В то же время, Сидни не был врагом кошек. Он был последним человеком в мире, который причинил бы кому-то боль. Как бы ни тревожил его сон в предрассветные часы голос больного любовью разбойника на крыше, ему и в голову не приходило метнуть в обидчика какой-нибудь снаряд. Вид полуголодного кота, оставленного в приюте, когда его хозяин уезжал, наполнял его жалостью, почти похожей на боль. Он был щедрым подписчиком приюта для потерявшихся кошек. На самом деле, все его отношение было непоследовательным и противоречивым.
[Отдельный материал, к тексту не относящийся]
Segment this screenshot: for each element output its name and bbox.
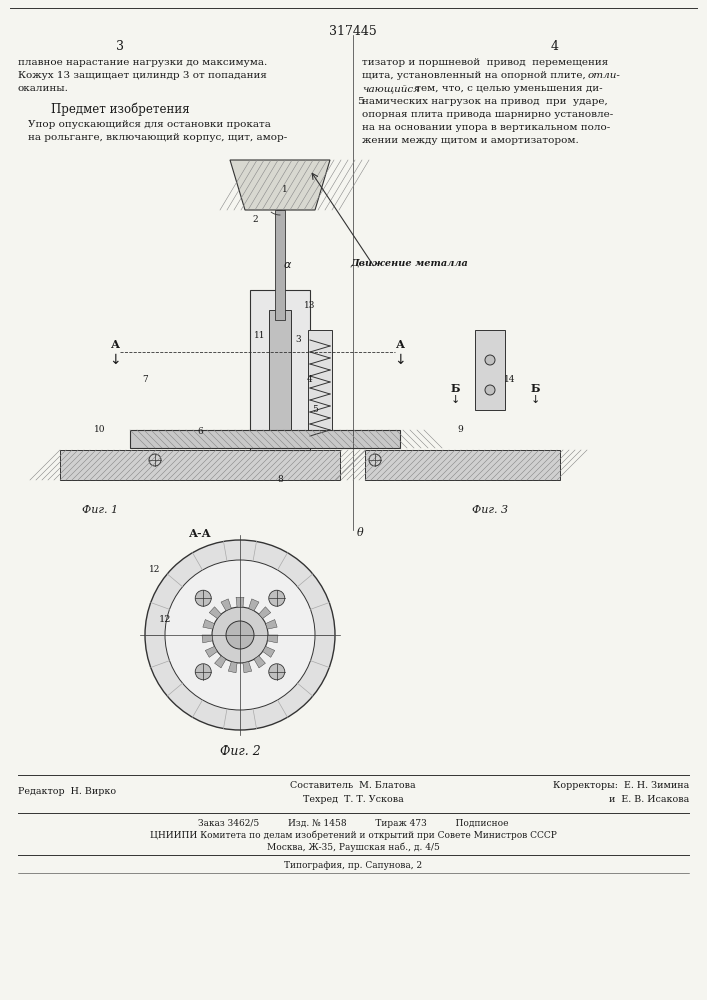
- Polygon shape: [263, 646, 275, 657]
- Text: на рольганге, включающий корпус, щит, амор-: на рольганге, включающий корпус, щит, ам…: [28, 133, 287, 142]
- Text: и  Е. В. Исакова: и Е. В. Исакова: [609, 795, 689, 804]
- Circle shape: [226, 621, 254, 649]
- Text: тизатор и поршневой  привод  перемещения: тизатор и поршневой привод перемещения: [362, 58, 608, 67]
- Text: Движение металла: Движение металла: [350, 258, 468, 267]
- Polygon shape: [209, 607, 221, 619]
- Circle shape: [269, 664, 285, 680]
- Text: опорная плита привода шарнирно установле-: опорная плита привода шарнирно установле…: [362, 110, 613, 119]
- Polygon shape: [203, 620, 214, 629]
- Text: 4: 4: [551, 40, 559, 53]
- Text: ↓: ↓: [395, 353, 406, 367]
- Text: Редактор  Н. Вирко: Редактор Н. Вирко: [18, 787, 116, 796]
- Text: 3: 3: [116, 40, 124, 53]
- Text: отли-: отли-: [588, 71, 621, 80]
- Polygon shape: [250, 290, 310, 450]
- Text: 5: 5: [357, 97, 363, 106]
- Text: 12: 12: [159, 615, 171, 624]
- Text: θ: θ: [356, 528, 363, 538]
- Text: окалины.: окалины.: [18, 84, 69, 93]
- Circle shape: [485, 355, 495, 365]
- Polygon shape: [230, 160, 330, 210]
- Text: α: α: [284, 260, 291, 270]
- Text: Кожух 13 защищает цилиндр 3 от попадания: Кожух 13 защищает цилиндр 3 от попадания: [18, 71, 267, 80]
- Polygon shape: [475, 330, 505, 410]
- Text: 317445: 317445: [329, 25, 377, 38]
- Circle shape: [369, 454, 381, 466]
- Text: щита, установленный на опорной плите,: щита, установленный на опорной плите,: [362, 71, 589, 80]
- Text: Корректоры:  Е. Н. Зимина: Корректоры: Е. Н. Зимина: [553, 781, 689, 790]
- Text: 13: 13: [304, 300, 316, 310]
- Text: 7: 7: [142, 375, 148, 384]
- Text: Заказ 3462/5          Изд. № 1458          Тираж 473          Подписное: Заказ 3462/5 Изд. № 1458 Тираж 473 Подпи…: [198, 819, 508, 828]
- Polygon shape: [269, 310, 291, 430]
- Polygon shape: [259, 607, 271, 619]
- Text: ↓: ↓: [450, 395, 460, 405]
- Text: жении между щитом и амортизатором.: жении между щитом и амортизатором.: [362, 136, 579, 145]
- Text: 3: 3: [296, 336, 300, 344]
- Text: чающийся: чающийся: [362, 84, 420, 93]
- Polygon shape: [202, 635, 213, 643]
- Text: 14: 14: [504, 375, 515, 384]
- Text: А: А: [395, 340, 404, 351]
- Circle shape: [165, 560, 315, 710]
- Text: плавное нарастание нагрузки до максимума.: плавное нарастание нагрузки до максимума…: [18, 58, 267, 67]
- Text: Предмет изобретения: Предмет изобретения: [51, 103, 189, 116]
- Text: 2: 2: [252, 216, 258, 225]
- Circle shape: [212, 607, 268, 663]
- Text: А: А: [110, 340, 119, 351]
- Text: Б: Б: [530, 382, 539, 393]
- Text: намических нагрузок на привод  при  ударе,: намических нагрузок на привод при ударе,: [362, 97, 608, 106]
- Polygon shape: [243, 662, 252, 673]
- Polygon shape: [221, 599, 231, 611]
- Polygon shape: [308, 330, 332, 440]
- Polygon shape: [249, 599, 259, 611]
- Polygon shape: [60, 450, 340, 480]
- Circle shape: [195, 590, 211, 606]
- Text: Техред  Т. Т. Ускова: Техред Т. Т. Ускова: [303, 795, 404, 804]
- Text: Типография, пр. Сапунова, 2: Типография, пр. Сапунова, 2: [284, 861, 422, 870]
- Circle shape: [485, 385, 495, 395]
- Polygon shape: [130, 430, 400, 448]
- Circle shape: [149, 454, 161, 466]
- Text: А-А: А-А: [189, 528, 211, 539]
- Text: 11: 11: [255, 330, 266, 340]
- Text: Фиг. 2: Фиг. 2: [220, 745, 260, 758]
- Text: 8: 8: [277, 476, 283, 485]
- Circle shape: [195, 664, 211, 680]
- Polygon shape: [228, 662, 237, 673]
- Text: тем, что, с целью уменьшения ди-: тем, что, с целью уменьшения ди-: [412, 84, 602, 93]
- Polygon shape: [214, 656, 226, 668]
- Text: Б: Б: [450, 382, 460, 393]
- Polygon shape: [254, 656, 265, 668]
- Text: 12: 12: [149, 566, 160, 574]
- Text: на на основании упора в вертикальном поло-: на на основании упора в вертикальном пол…: [362, 123, 610, 132]
- Polygon shape: [267, 635, 278, 643]
- Text: Упор опускающийся для остановки проката: Упор опускающийся для остановки проката: [28, 120, 271, 129]
- Text: ЦНИИПИ Комитета по делам изобретений и открытий при Совете Министров СССР: ЦНИИПИ Комитета по делам изобретений и о…: [150, 831, 556, 840]
- Text: ↓: ↓: [109, 353, 121, 367]
- Text: 6: 6: [197, 428, 203, 436]
- Text: 10: 10: [94, 426, 106, 434]
- Polygon shape: [365, 450, 560, 480]
- Text: Фиг. 3: Фиг. 3: [472, 505, 508, 515]
- Text: ↓: ↓: [530, 395, 539, 405]
- Text: 9: 9: [457, 426, 463, 434]
- Text: Фиг. 1: Фиг. 1: [82, 505, 118, 515]
- Polygon shape: [236, 597, 244, 607]
- Text: 5: 5: [312, 406, 318, 414]
- Circle shape: [269, 590, 285, 606]
- Polygon shape: [205, 646, 217, 657]
- Text: 4: 4: [307, 375, 313, 384]
- Text: 1: 1: [282, 186, 288, 194]
- Text: Москва, Ж-35, Раушская наб., д. 4/5: Москва, Ж-35, Раушская наб., д. 4/5: [267, 843, 440, 852]
- Text: Составитель  М. Блатова: Составитель М. Блатова: [290, 781, 416, 790]
- Polygon shape: [275, 210, 285, 320]
- Circle shape: [145, 540, 335, 730]
- Polygon shape: [266, 620, 277, 629]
Но от правды никуда не деться: он не любил и боялся кошек.

Вероятно, эта навязчивая идея в какой-то мере была вызвана тем, что Сидни был человеком праздным. Если бы его мысли занимали какие-либо неотложные дела, он мог бы перерасти эти фантазии с наступлением среднего возраста. Но обладание достаточными средствами, унаследованная нелюбовь ко всякой работе, требующей энергии, и два-три интересных увлечения, которые легко и спокойно наполняли его время, давали ему свободу потакать своим фантазиям. А фантазии, если им потакать, в конце концов, становятся хозяевами, и Сидни это доказал.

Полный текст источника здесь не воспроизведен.